Kim Utlaut, Coca-Cola’s Chicago-based director of business development and the chief contact with Notre Dame, says she looks for “experience” opportunities that won’t compromise the Irish’s commitment to its tradition.
“We’re not afraid to run some crazy things by them,” Utlaut said. “Could we have a customer attend Mass with the football team and walk behind the band into the stadium? It’s an amazing walk, from the cathedral to the stadium with all of the people cheering for you. But the fact that we feel so comfortable running ideas past them is why Notre Dame is such a great partner.”
Swarbrick says he’s willing to listen. He just started as AD on Aug. 18, but he understands the delicacies that come at the intersection of Notre Dame’s business needs and its heritage.
“We’ll continue to talk,” Swarbrick said. “We’re always looking for ways to make these relationships as broad as possible.”
Part of his evaluation will be the number of Team Notre Dame partners, if it should stay at eight or change, and whether Notre Dame Sports Properties should pursue any other categories.
Challenge to stay relevant
One of the few things that could undermine Notre Dame’s commercial success is a lack of success on the football field.
Gatorade’s Paddock said the Irish are clearly the top property on the sports drink’s expansive partner list, but they slipped last year. When gauging media exposure through research supplied by Nielsen and Australian-based Repucom, Notre Dame’s brand is 25 percent to 30 percent more visible than the No. 2 collegiate property, Ohio State, based on the last five years, Paddock said. According to Gatorade’s data, Notre Dame’s football team ranked seventh in media exposure last year after ranking No. 1 the previous two years.

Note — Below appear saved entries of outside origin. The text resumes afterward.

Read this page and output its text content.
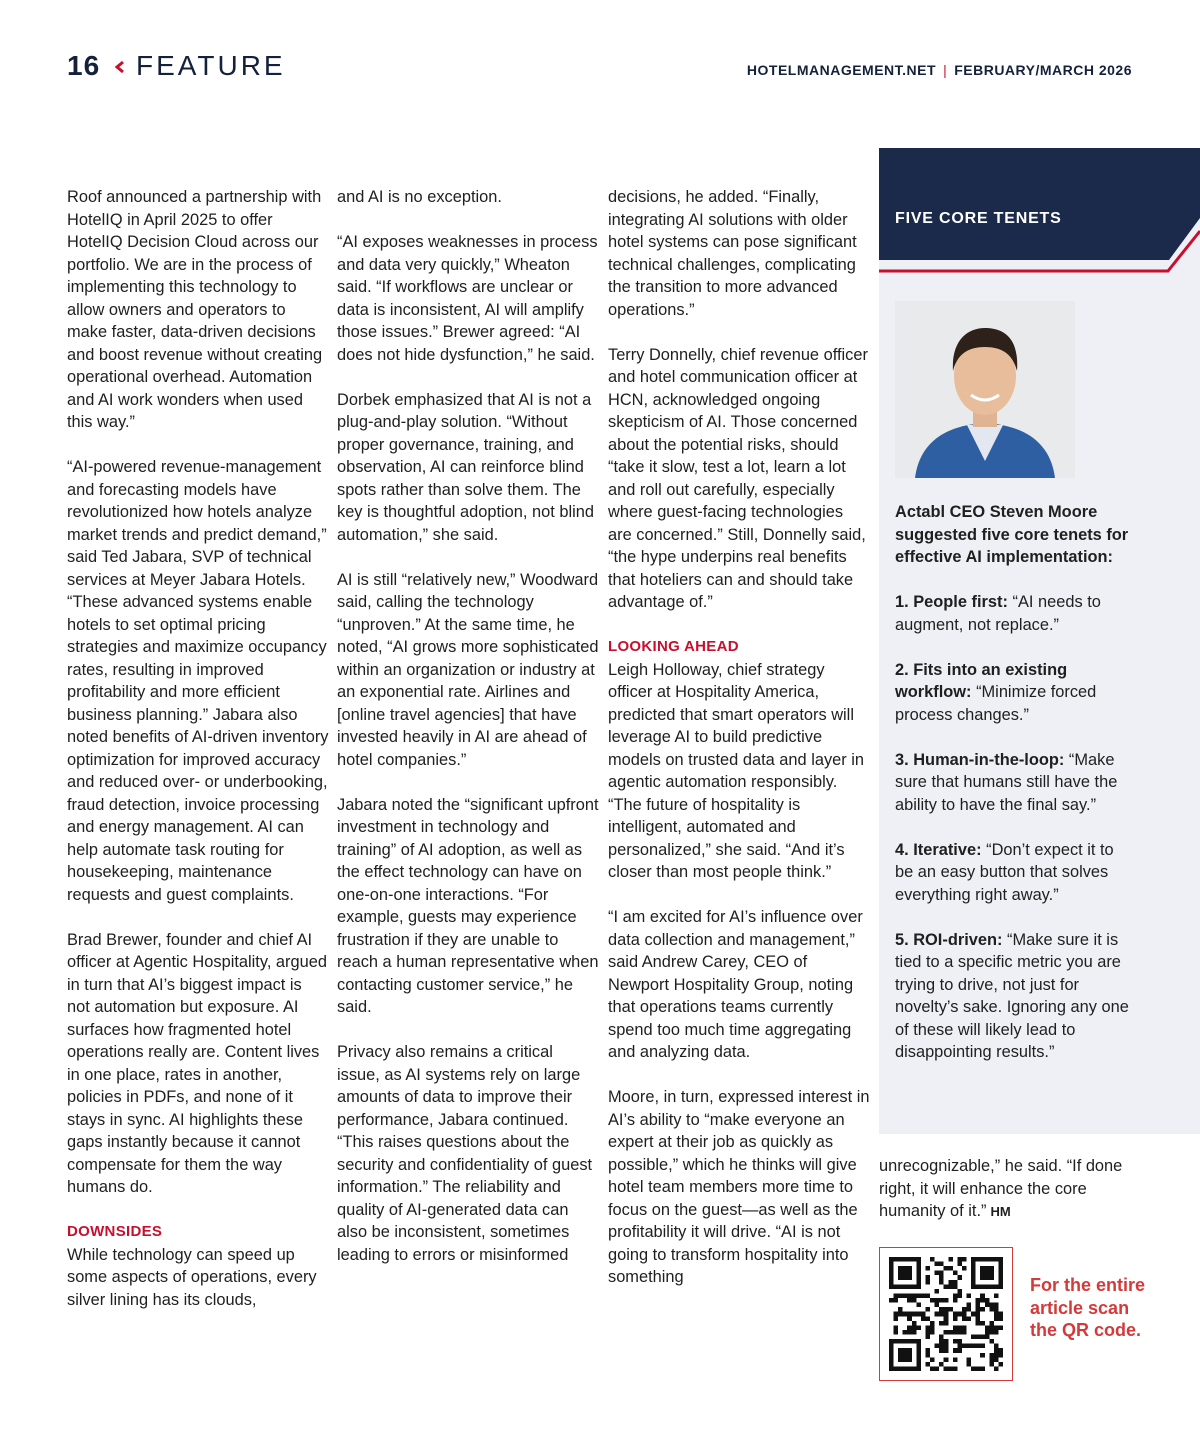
16 FEATURE	HOTELMANAGEMENT.NET | FEBRUARY/MARCH 2026

Roof announced a partnership with HotelIQ in April 2025 to offer HotelIQ Decision Cloud across our portfolio. We are in the process of implementing this technology to allow owners and operators to make faster, data-driven decisions and boost revenue without creating operational overhead. Automation and AI work wonders when used this way.”

“AI-powered revenue-management and forecasting models have revolutionized how hotels analyze market trends and predict demand,” said Ted Jabara, SVP of technical services at Meyer Jabara Hotels. “These advanced systems enable hotels to set optimal pricing strategies and maximize occupancy rates, resulting in improved profitability and more efficient business planning.” Jabara also noted benefits of AI-driven inventory optimization for improved accuracy and reduced over- or underbooking, fraud detection, invoice processing and energy management. AI can help automate task routing for housekeeping, maintenance requests and guest complaints.

Brad Brewer, founder and chief AI officer at Agentic Hospitality, argued in turn that AI’s biggest impact is not automation but exposure. AI surfaces how fragmented hotel operations really are. Content lives in one place, rates in another, policies in PDFs, and none of it stays in sync. AI highlights these gaps instantly because it cannot compensate for them the way humans do.

DOWNSIDES

While technology can speed up some aspects of operations, every silver lining has its clouds,

and AI is no exception.

“AI exposes weaknesses in process and data very quickly,” Wheaton said. “If workflows are unclear or data is inconsistent, AI will amplify those issues.” Brewer agreed: “AI does not hide dysfunction,” he said.

Dorbek emphasized that AI is not a plug-and-play solution. “Without proper governance, training, and observation, AI can reinforce blind spots rather than solve them. The key is thoughtful adoption, not blind automation,” she said.

AI is still “relatively new,” Woodward said, calling the technology “unproven.” At the same time, he noted, “AI grows more sophisticated within an organization or industry at an exponential rate. Airlines and [online travel agencies] that have invested heavily in AI are ahead of hotel companies.”

Jabara noted the “significant upfront investment in technology and training” of AI adoption, as well as the effect technology can have on one-on-one interactions. “For example, guests may experience frustration if they are unable to reach a human representative when contacting customer service,” he said.

Privacy also remains a critical issue, as AI systems rely on large amounts of data to improve their performance, Jabara continued. “This raises questions about the security and confidentiality of guest information.” The reliability and quality of AI-generated data can also be inconsistent, sometimes leading to errors or misinformed

decisions, he added. “Finally, integrating AI solutions with older hotel systems can pose significant technical challenges, complicating the transition to more advanced operations.”

Terry Donnelly, chief revenue officer and hotel communication officer at HCN, acknowledged ongoing skepticism of AI. Those concerned about the potential risks, should “take it slow, test a lot, learn a lot and roll out carefully, especially where guest-facing technologies are concerned.” Still, Donnelly said, “the hype underpins real benefits that hoteliers can and should take advantage of.”

LOOKING AHEAD

Leigh Holloway, chief strategy officer at Hospitality America, predicted that smart operators will leverage AI to build predictive models on trusted data and layer in agentic automation responsibly. “The future of hospitality is intelligent, automated and personalized,” she said. “And it’s closer than most people think.”

“I am excited for AI’s influence over data collection and management,” said Andrew Carey, CEO of Newport Hospitality Group, noting that operations teams currently spend too much time aggregating and analyzing data.

Moore, in turn, expressed interest in AI’s ability to “make everyone an expert at their job as quickly as possible,” which he thinks will give hotel team members more time to focus on the guest—as well as the profitability it will drive. “AI is not going to transform hospitality into something

FIVE CORE TENETS

Actabl CEO Steven Moore suggested five core tenets for effective AI implementation:

1. People first: “AI needs to augment, not replace.”

2. Fits into an existing workflow: “Minimize forced process changes.”

3. Human-in-the-loop: “Make sure that humans still have the ability to have the final say.”

4. Iterative: “Don’t expect it to be an easy button that solves everything right away.”

5. ROI-driven: “Make sure it is tied to a specific metric you are trying to drive, not just for novelty’s sake. Ignoring any one of these will likely lead to disappointing results.”

unrecognizable,” he said. “If done right, it will enhance the core humanity of it.” HM
For the entire article scan the QR code.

NBC has a lot to do with that and as long as NBC is bullish on Notre Dame football, Paddock said the Irish’s exposure numbers will flourish.
“We understand that there will be some down years,” NBC’s Schanzer said. “We don’t overreact to that. Last year was a rough year, the worst-performing year we’ve had. But our view is over the long term and there’s no question the program will rise again.”
Given some of the shortcomings on the field, the easy conclusion might be that Notre Dame has lost some of its coveted cachet. But in the time since the Irish put the finishing painful touches on its 2007 season, NBC extended, ISP gained the radio rights and at least two corporate partners, Coca-Cola and Xerox, extended their Team Notre Dame sponsorships for five more years.
Even when the Irish don’t deliver wins, they deliver revenue.
“Despite their record, Notre Dame is still one of those few teams that carry a national rating,” Sussman said. “They’re like the Yankees or Cowboys, they’ve got that appeal nationally.”